Great art may be in the eye of the beholder, but it isn’t necessarily in our museums.
Look no further than the Art Gallery of Ontario (AGO), in Toronto. Yes, this lovely museum boasts many beautiful works of art, including paintings, carvings and an extensive collection of model ships.
But it also includes works of “art” such as a pile of rocks interspersed with Cheetos. “Do not eat the art,” a sign nearby warns. Perhaps Canadian ants can read, or perhaps the exhibit is sponsored by a chemical company as proof of the effectiveness of its product. Nonetheless, it’s difficult to imagine that spilling food on the floor passes for art.
Of course, a couple of nearby exhibits, while perhaps having more artistic value than the snack-rocks, also highlight the danger of following the conventional wisdom, artistic or otherwise.
Near the Cheetos, a row of televisions show an ever-changing picture of Canadian wilderness. This supposedly serves as a warning to visitors: If humans don’t stop destroying the environment, a sign warns, the museum may be the only place to see native flora and fauna.
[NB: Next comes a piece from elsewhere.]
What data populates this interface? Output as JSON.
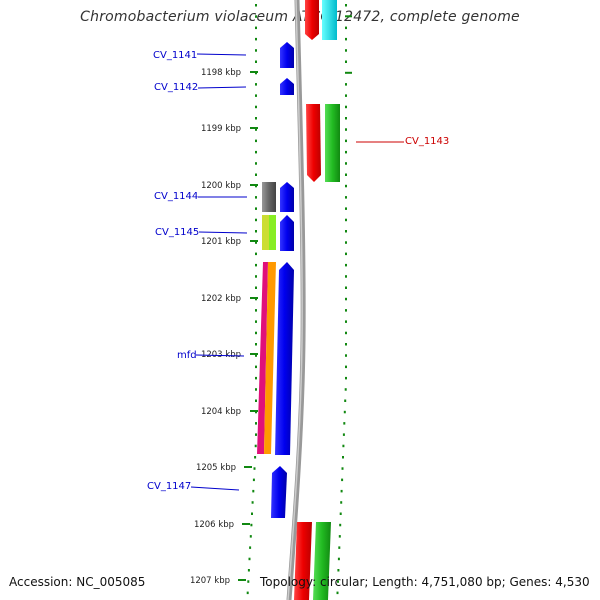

If anything, humans have become better stewards of our fragile blue planet. The United Nations reports that the amount of North America covered by forests expanded nearly 10 million acres between 1990 and 2000. Canada itself still retains some 90 percent of its original forest cover.
The simple fact is that North Americans have managed to develop a standard of living our ancestors couldn’t have dreamed of, while also protecting our environment. This may be the great untold story of the 21st century: Too many of us ignore amazing progress while focusing on phantom or unproveable “problems,” such as global warming.
And speaking of global warming, during his campaign, President-elect Barack Obama held forth on the dangers of supposed climate change. But the Greens have gotten exactly what they’ve long wished for: Less use of fossil fuels. Funny how we don’t hear much cheering from the left about that now.
As the United States has slipped into recession, the use of gasoline has tumbled. That’s why pump prices, over $4 per gallon this summer, are now under $2 and heading down. Things are so bad, the government may soon have to bail out all those oil speculators who bet oil would cost $150 per barrel at Christmas, since the real price is likely to be half that. Or will it turn out that speculators are evil only when prices are going up, not when they’re plunging?